Yerin kulağı var, Cumhuriyet
Halk Parti’de tartışmalar bitmiyor. Eski Genel başkan deniz Baykal’ın parti
kuracağı ve kızını partinin başkanlığına getireceği dedikoduları Ankara’da
konuşulmaya başlandı. Partinin adı bile telaffuz ediliyor Halk Partisi
olacakmış.
Bu isimle ortaya çıkacak
olanlara iyi bakmak gerek halkla ne kadar buluşmuşlar. Halkçılık halk ismini
koymakla olmuyor. Bu dedikodular iddiada olsa halk nezdinde karşılık bulmaz,
bulsa bulsa CHP’nin iç huzursuzluğunu arttırmaya yarayan adım olur.
Muharrem İnce
tartışmalarından yeni kurtulmuş olan CHP’de şimdi de Baykal üzerinden
tartışmalar yapılmaya, dedikodu üretilmeye ve cadı kazanı kaynatılmaya
başlandı. Parti’nin yaşadığı iç kavgayı ya birileri bilinçli çıkarıyor, yada
dışarıdan birileri tarafından körükleniyor.
Yıllardır CHP hizip
tartışmalarından yakasını bir türlü kurtaramadı. Tepede yaşandığı denilen bu
iddialar son bulmadığı sürece muhalefetten iktidara giden yolda parti zarar
görmeye devam edecektir.
CHP parti içerisinde çok
sesliliği demokrasi olarak yorumluyor ancak, bu iş bölünmeye ve parti
içerisinde ayrışmaya kadar gidiyor. Parti içi tartışmalarla ilgili dışarıdan
görünün CHP’nin ileri gitmemesi için birileri partiyi geri vitesine takmak için
ortaya çıkıyor, yada çıkartılıyor. CHP’nin kendi içerisinde bu tür tartışmalara
son verme zamanı geldi de geçiyor.
Dün CHP Genel Başkanı Kemal
Kılıçdaroğlu bu gelişmeler yaşanırken iktidar olma yolunda yapacaklarını
anlattı, yol arkadaşlarının mahalleleri gezeceğini söyledi. Buradan hep
söyledim, CHP’nin büyümesi vi iktidar yolunda hızlı gitmesi için Kadın ve
Gençlik Kolları ful çalışması gerekir. Ankara’dan televizyon ekranlarından
konuşmakla halkla buluşulmaz, halkla el ele olunmaz diye.
İktidara yürüyen CHP’nin
öncelikle bu iki kolunu Türkiye’de hayata geçirmesi kaçınılmaz bir gerçektir.

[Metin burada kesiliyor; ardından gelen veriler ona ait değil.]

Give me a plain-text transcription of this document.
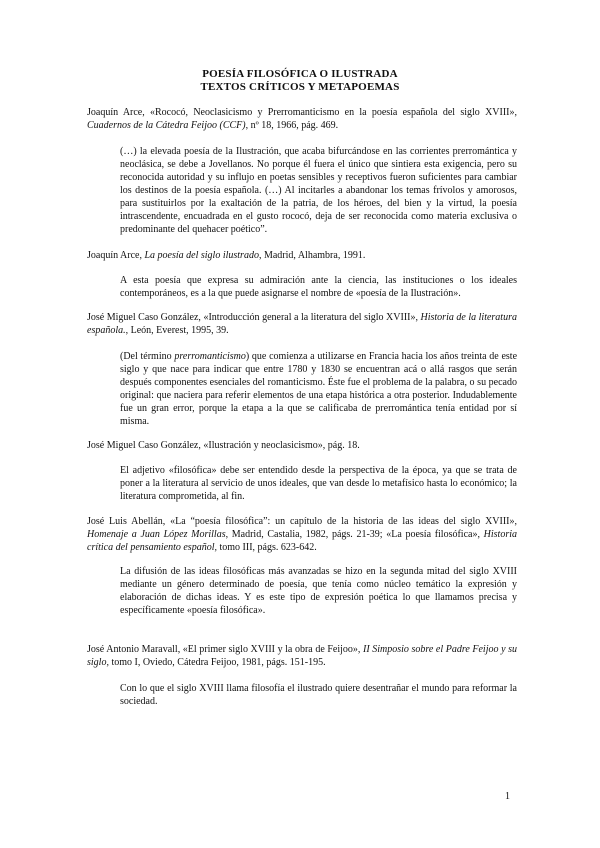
POESÍA FILOSÓFICA O ILUSTRADA
TEXTOS CRÍTICOS Y METAPOEMAS
Joaquín Arce, «Rococó, Neoclasicismo y Prerromanticismo en la poesía española del siglo XVIII», Cuadernos de la Cátedra Feijoo (CCF), nº 18, 1966, pág. 469.
(…) la elevada poesía de la Ilustración, que acaba bifurcándose en las corrientes prerromántica y neoclásica, se debe a Jovellanos. No porque él fuera el único que sintiera esta exigencia, pero su reconocida autoridad y su influjo en poetas sensibles y receptivos fueron suficientes para cambiar los destinos de la poesía española. (…) Al incitarles a abandonar los temas frívolos y amorosos, para sustituirlos por la exaltación de la patria, de los héroes, del bien y la virtud, la poesía intrascendente, encuadrada en el gusto rococó, deja de ser reconocida como materia exclusiva o predominante del quehacer poético”.
Joaquín Arce, La poesía del siglo ilustrado, Madrid, Alhambra, 1991.
A esta poesía que expresa su admiración ante la ciencia, las instituciones o los ideales contemporáneos, es a la que puede asignarse el nombre de «poesía de la Ilustración».
José Miguel Caso González, «Introducción general a la literatura del siglo XVIII», Historia de la literatura española., León, Everest, 1995, 39.
(Del término prerromanticismo) que comienza a utilizarse en Francia hacia los años treinta de este siglo y que nace para indicar que entre 1780 y 1830 se encuentran acá o allá rasgos que serán después componentes esenciales del romanticismo. Éste fue el problema de la palabra, o su pecado original: que naciera para referir elementos de una etapa histórica a otra posterior. Indudablemente fue un gran error, porque la etapa a la que se calificaba de prerromántica tenía entidad por sí misma.
José Miguel Caso González, «Ilustración y neoclasicismo», pág. 18.
El adjetivo «filosófica» debe ser entendido desde la perspectiva de la época, ya que se trata de poner a la literatura al servicio de unos ideales, que van desde lo metafísico hasta lo económico; la literatura comprometida, al fin.
José Luis Abellán, «La “poesía filosófica”: un capítulo de la historia de las ideas del siglo XVIII», Homenaje a Juan López Morillas, Madrid, Castalia, 1982, págs. 21-39; «La poesía filosófica», Historia crítica del pensamiento español, tomo III, págs. 623-642.
La difusión de las ideas filosóficas más avanzadas se hizo en la segunda mitad del siglo XVIII mediante un género determinado de poesía, que tenía como núcleo temático la expresión y elaboración de dichas ideas. Y es este tipo de expresión poética lo que llamamos precisa y específicamente «poesía filosófica».
José Antonio Maravall, «El primer siglo XVIII y la obra de Feijoo», II Simposio sobre el Padre Feijoo y su siglo, tomo I, Oviedo, Cátedra Feijoo, 1981, págs. 151-195.
Con lo que el siglo XVIII llama filosofía el ilustrado quiere desentrañar el mundo para reformar la sociedad.
1
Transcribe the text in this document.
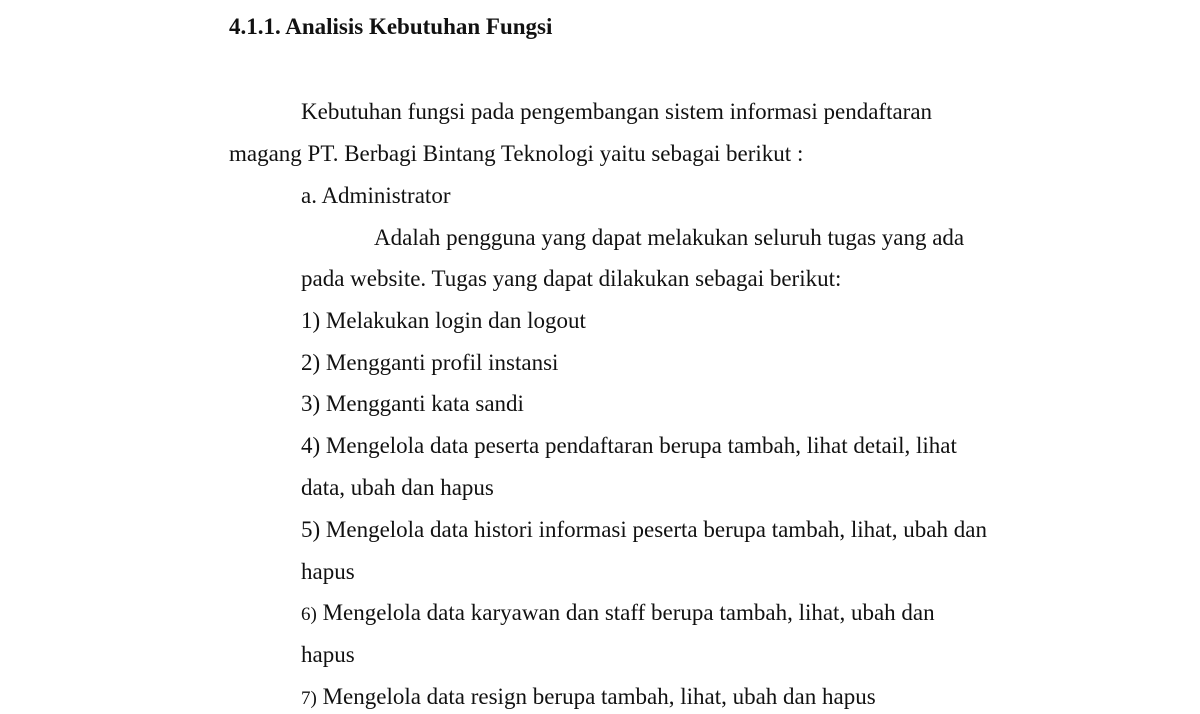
4.1.1. Analisis Kebutuhan Fungsi
Kebutuhan fungsi pada pengembangan sistem informasi pendaftaran
magang PT. Berbagi Bintang Teknologi yaitu sebagai berikut :
a. Administrator
Adalah pengguna yang dapat melakukan seluruh tugas yang ada
pada website. Tugas yang dapat dilakukan sebagai berikut:
1) Melakukan login dan logout
2) Mengganti profil instansi
3) Mengganti kata sandi
4) Mengelola data peserta pendaftaran berupa tambah, lihat detail, lihat
data, ubah dan hapus
5) Mengelola data histori informasi peserta berupa tambah, lihat, ubah dan
hapus
6) Mengelola data karyawan dan staff berupa tambah, lihat, ubah dan
hapus
7) Mengelola data resign berupa tambah, lihat, ubah dan hapus
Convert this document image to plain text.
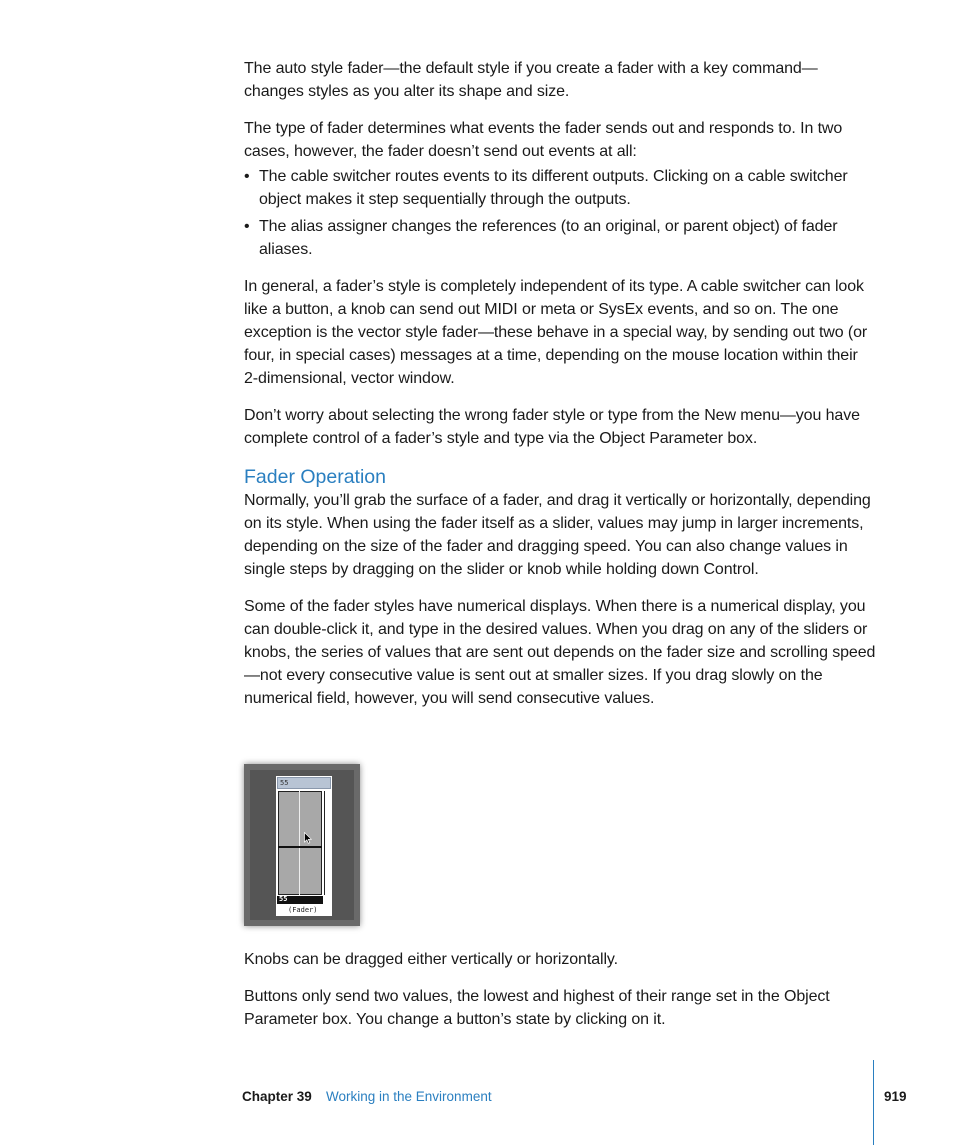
The auto style fader—the default style if you create a fader with a key command—changes styles as you alter its shape and size.

The type of fader determines what events the fader sends out and responds to. In two cases, however, the fader doesn’t send out events at all:

• The cable switcher routes events to its different outputs. Clicking on a cable switcher object makes it step sequentially through the outputs.
• The alias assigner changes the references (to an original, or parent object) of fader aliases.

In general, a fader’s style is completely independent of its type. A cable switcher can look like a button, a knob can send out MIDI or meta or SysEx events, and so on. The one exception is the vector style fader—these behave in a special way, by sending out two (or four, in special cases) messages at a time, depending on the mouse location within their 2-dimensional, vector window.

Don’t worry about selecting the wrong fader style or type from the New menu—you have complete control of a fader’s style and type via the Object Parameter box.

Fader Operation

Normally, you’ll grab the surface of a fader, and drag it vertically or horizontally, depending on its style. When using the fader itself as a slider, values may jump in larger increments, depending on the size of the fader and dragging speed. You can also change values in single steps by dragging on the slider or knob while holding down Control.

Some of the fader styles have numerical displays. When there is a numerical display, you can double-click it, and type in the desired values. When you drag on any of the sliders or knobs, the series of values that are sent out depends on the fader size and scrolling speed—not every consecutive value is sent out at smaller sizes. If you drag slowly on the numerical field, however, you will send consecutive values.

55
55
(Fader)

Knobs can be dragged either vertically or horizontally.

Buttons only send two values, the lowest and highest of their range set in the Object Parameter box. You change a button’s state by clicking on it.

Chapter 39 Working in the Environment	919
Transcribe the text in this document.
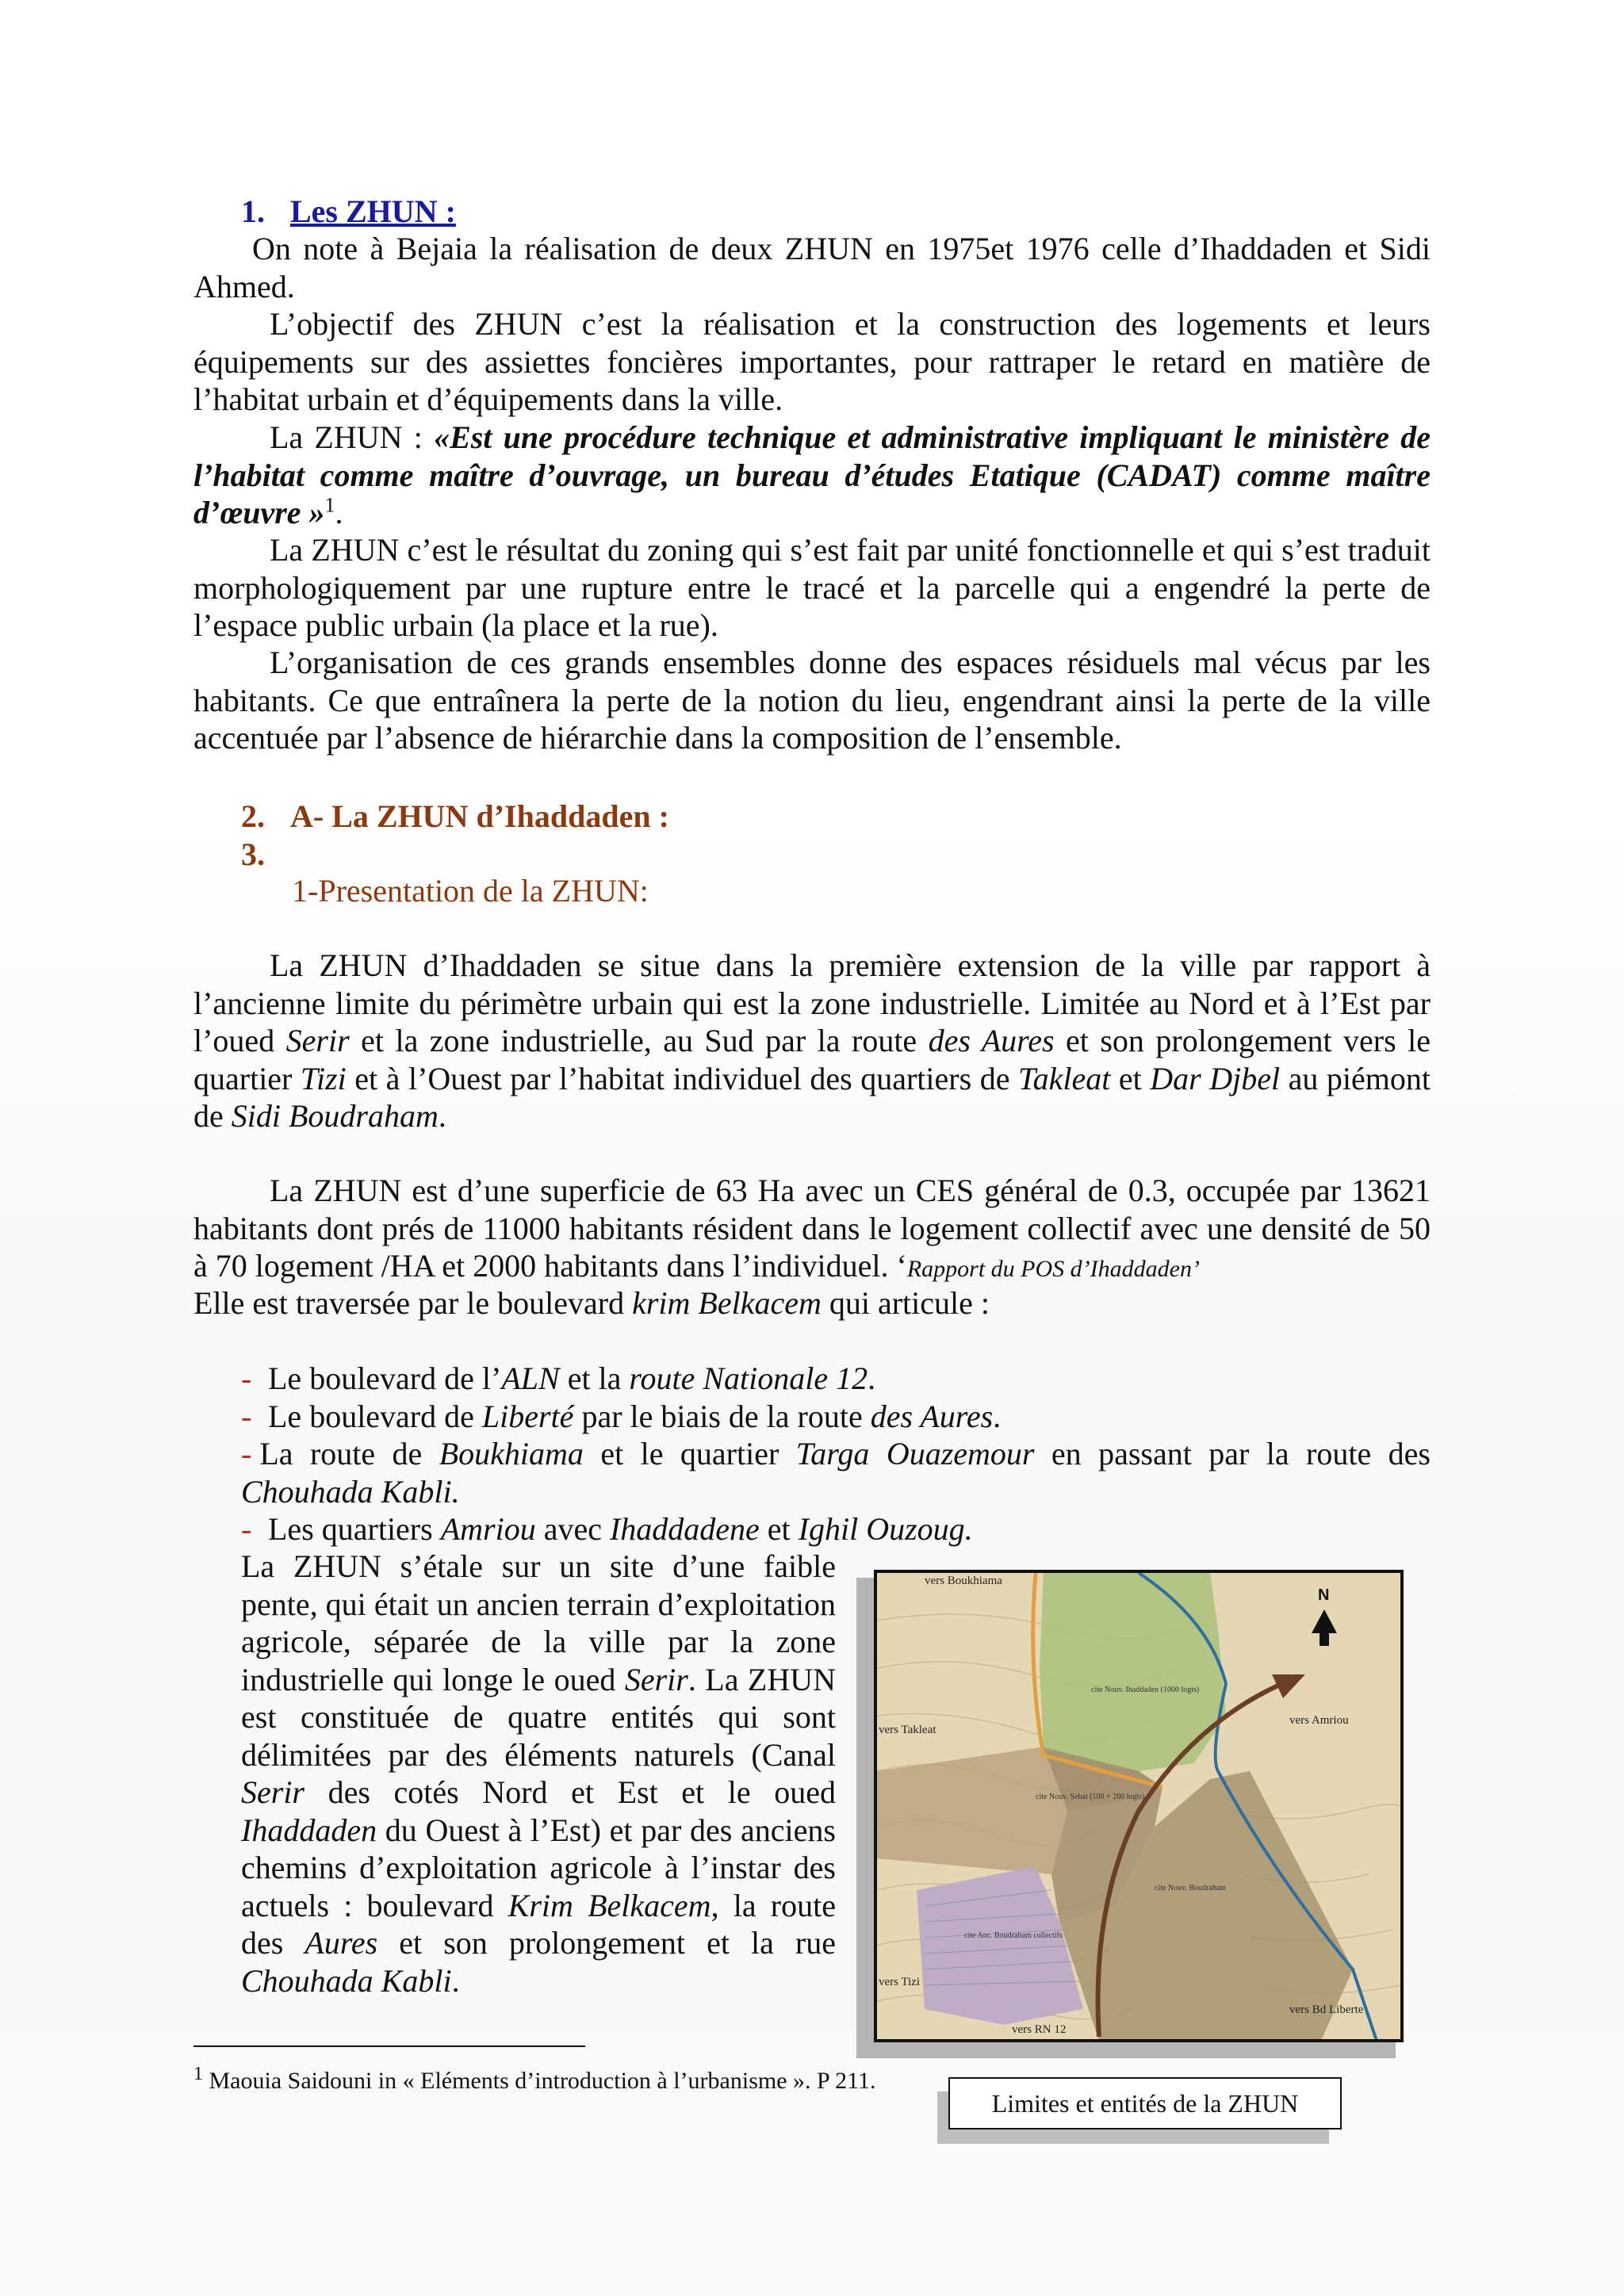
1. Les ZHUN :
On note à Bejaia la réalisation de deux ZHUN en 1975et 1976 celle d’Ihaddaden et Sidi Ahmed.
L’objectif des ZHUN c’est la réalisation et la construction des logements et leurs équipements sur des assiettes foncières importantes, pour rattraper le retard en matière de l’habitat urbain et d’équipements dans la ville.
La ZHUN : «Est une procédure technique et administrative impliquant le ministère de l’habitat comme maître d’ouvrage, un bureau d’études Etatique (CADAT) comme maître d’œuvre »$^1$.
La ZHUN c’est le résultat du zoning qui s’est fait par unité fonctionnelle et qui s’est traduit morphologiquement par une rupture entre le tracé et la parcelle qui a engendré la perte de l’espace public urbain (la place et la rue).
L’organisation de ces grands ensembles donne des espaces résiduels mal vécus par les habitants. Ce que entraînera la perte de la notion du lieu, engendrant ainsi la perte de la ville accentuée par l’absence de hiérarchie dans la composition de l’ensemble.
2. A- La ZHUN d’Ihaddaden :
3.
1-Presentation de la ZHUN:
La ZHUN d’Ihaddaden se situe dans la première extension de la ville par rapport à l’ancienne limite du périmètre urbain qui est la zone industrielle. Limitée au Nord et à l’Est par l’oued Serir et la zone industrielle, au Sud par la route des Aures et son prolongement vers le quartier Tizi et à l’Ouest par l’habitat individuel des quartiers de Takleat et Dar Djbel au piémont de Sidi Boudraham.
La ZHUN est d’une superficie de 63 Ha avec un CES général de 0.3, occupée par 13621 habitants dont prés de 11000 habitants résident dans le logement collectif avec une densité de 50 à 70 logement /HA et 2000 habitants dans l’individuel. ‘Rapport du POS d’Ihaddaden’
Elle est traversée par le boulevard krim Belkacem qui articule :
- Le boulevard de l’ALN et la route Nationale 12.
- Le boulevard de Liberté par le biais de la route des Aures.
- La route de Boukhiama et le quartier Targa Ouazemour en passant par la route des Chouhada Kabli.
- Les quartiers Amriou avec Ihaddadene et Ighil Ouzoug.
La ZHUN s’étale sur un site d’une faible pente, qui était un ancien terrain d’exploitation agricole, séparée de la ville par la zone industrielle qui longe le oued Serir. La ZHUN est constituée de quatre entités qui sont délimitées par des éléments naturels (Canal Serir des cotés Nord et Est et le oued Ihaddaden du Ouest à l’Est) et par des anciens chemins d’exploitation agricole à l’instar des actuels : boulevard Krim Belkacem, la route des Aures et son prolongement et la rue Chouhada Kabli.
N
vers Boukhiama
vers Takleat
vers Amriou
vers Tizi
vers RN 12
vers Bd Liberte
cite Nouv. Ihaddaden (1000 logts)
cite Nouv. Sebat (100 + 200 logts)
cite Nouv. Boudraham
cite Anc. Boudraham collectifs
Limites et entités de la ZHUN
$^1$ Maouia Saidouni in « Eléments d’introduction à l’urbanisme ». P 211.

Bunları tam olarak hayata geçirmeyen CHP ne kadar ‘Adım Adım İktidara’ projesi
hazırlayıp yola çıksa da istediği hedefe ulaşması zor.
GERİ VİTES DEĞİL İPTAL
Cumhurbaşkanlığı kararıyla
Muğla’da 32 adet jeotermal enerji santrali (JES) ve kuyusu yapılmasıyla ilgili
ihale, yine Cumhurbaşkanlığı kararıyla iptal edildi. Bu iptal geri adım olarak
yorumlanmaya başladı.
Aynı ifadeler gıda ürünleri
için TBMM’ne verilen teklifin geri çekilmesi sonrası Erdoğan için kullanıldı.
Muğla halkının sesine kulak veren onların isteklerini değerlendirip yapılmaya
çalışılan ihaleyi iptal etmesi geri vitese taktı şeklinde yorumlanması ilginç.
Diğer taraftan bu iptal kararının ardından gelişmeleri zafer gibi yorumlamak ise manidar. Kime karşı bu zafer kazanıldı. Cumhurbaşkanı yanlışa dur demiş diye mi zafer kazanıldı. Artık bu tür dolduruşların da yerini hakça değerlendirmelerin almasında fayda olacağı düşünülmeli.